174 x 150 mm. (6 7/8 x 5 7/8 in.)
Although unsigned, the present sheet is likely to have been drawn as a finished work of art, and intended for sale to a collector. This is further suggested by the fact that the drawing retains its original 18th century mount - stamped by the French mountmaker known only by his initials ARD - and was probably displayed as a work of art within the artist’s lifetime.



This drawing bears the shop label of the Parisian firm Boin-Taburet on the old backing board. Established in 1873 through a partnership between the antique dealer Georges Boin and the jeweler Emile Taburet, Maison Boin-Taburet was based at 3, rue Pasquier in Paris. The firm produced exceptional pieces of silver and metalwork, furniture and decorative objects, and won a gold medal at the Exposition Universelle in Paris in 1889. The following year, Boin went into partnership with the silversmith Henry and the name of the firm was changed to Boin et Henry Orfèvres. The drawing later belonged to the French art historian André Blum (1881-1963).







One of the foremost portrait engravers in France in the latter half of the 18th century, Augustin de Saint-Aubin was the most successful and prolific member of a prominent family of artists. Like his elder brother Gabriel, who was his first teacher, Augustin was not only a skilled engraver but a gifted draughtsman as well. He completed his training in the studios of the reproductive printmakers Etienne Fessard and Nicolas-Henri Tardieu, and soon won the first prize in a drawing competition at the Académie Royale. In 1757, together with François Boucher and Charles-Nicolas Cochin the Younger, Saint-Aubin designed illustrations for an edition of Boccaccio’s Decameron. His early reputation, however, rests on a series of some forty portrait medallions engraved after designs by Cochin fils. Cochin was a great admirer of the artist, whom he claimed ‘could put life even into the drawing of a wig’, and nominated Saint-Aubin for the Académie Royale, where he was agrée in 1771. (He never submitted a reception piece, however, and as a result was denied full membership in the Academy.)

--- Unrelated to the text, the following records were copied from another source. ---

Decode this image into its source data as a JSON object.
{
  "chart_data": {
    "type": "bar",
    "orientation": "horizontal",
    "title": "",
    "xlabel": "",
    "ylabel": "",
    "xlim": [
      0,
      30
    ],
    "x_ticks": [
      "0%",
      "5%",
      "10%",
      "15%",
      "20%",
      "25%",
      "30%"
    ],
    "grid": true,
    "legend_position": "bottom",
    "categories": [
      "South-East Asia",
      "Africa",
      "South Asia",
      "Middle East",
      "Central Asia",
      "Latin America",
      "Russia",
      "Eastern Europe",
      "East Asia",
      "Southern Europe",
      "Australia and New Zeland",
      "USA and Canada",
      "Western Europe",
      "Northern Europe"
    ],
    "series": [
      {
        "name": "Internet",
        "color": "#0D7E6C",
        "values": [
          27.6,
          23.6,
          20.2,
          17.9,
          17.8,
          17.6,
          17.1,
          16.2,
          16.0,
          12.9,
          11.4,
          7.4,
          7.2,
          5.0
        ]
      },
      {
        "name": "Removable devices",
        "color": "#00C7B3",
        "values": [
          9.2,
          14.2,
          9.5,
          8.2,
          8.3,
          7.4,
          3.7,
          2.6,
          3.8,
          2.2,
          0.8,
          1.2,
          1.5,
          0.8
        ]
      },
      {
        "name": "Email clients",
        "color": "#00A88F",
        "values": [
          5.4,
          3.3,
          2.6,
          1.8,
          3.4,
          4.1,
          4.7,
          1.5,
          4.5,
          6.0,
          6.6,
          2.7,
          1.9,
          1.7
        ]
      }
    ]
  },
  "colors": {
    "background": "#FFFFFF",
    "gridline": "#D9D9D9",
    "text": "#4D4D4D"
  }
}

In 1776, Saint-Aubin succeeded Fessard as dessinateur et graveur de la bibliothèque du Roi, and not long afterward began to also work for the Duc d’Orléans, although the outbreak of the Revolution curtailed any extensive Royal patronage. Nevertheless, his graphic oeuvre includes more than 1,300 prints after his own designs. He continued to exhibit drawings and prints at the Salons until 1793, and spent the later years of his career designing book illustrations, frontispieces and printed ephemera, as well as engraving a large number of portrait medallions for a succession of bourgeois patrons; works strongly influenced by Charles-Nicolas Cochin.

Provenance

Maison Boin-Taburet collection, Paris (with their printed label, inscribed XVIIIe / St. Aubin in red ink on the old backing board) André Blum William H. Schab Gallery, New York Christian Humann, New York His posthumous sale, New York, Sotheby’s, 30 April 1982, lot 91 (as Danloux) Pauline and Martin Alexander.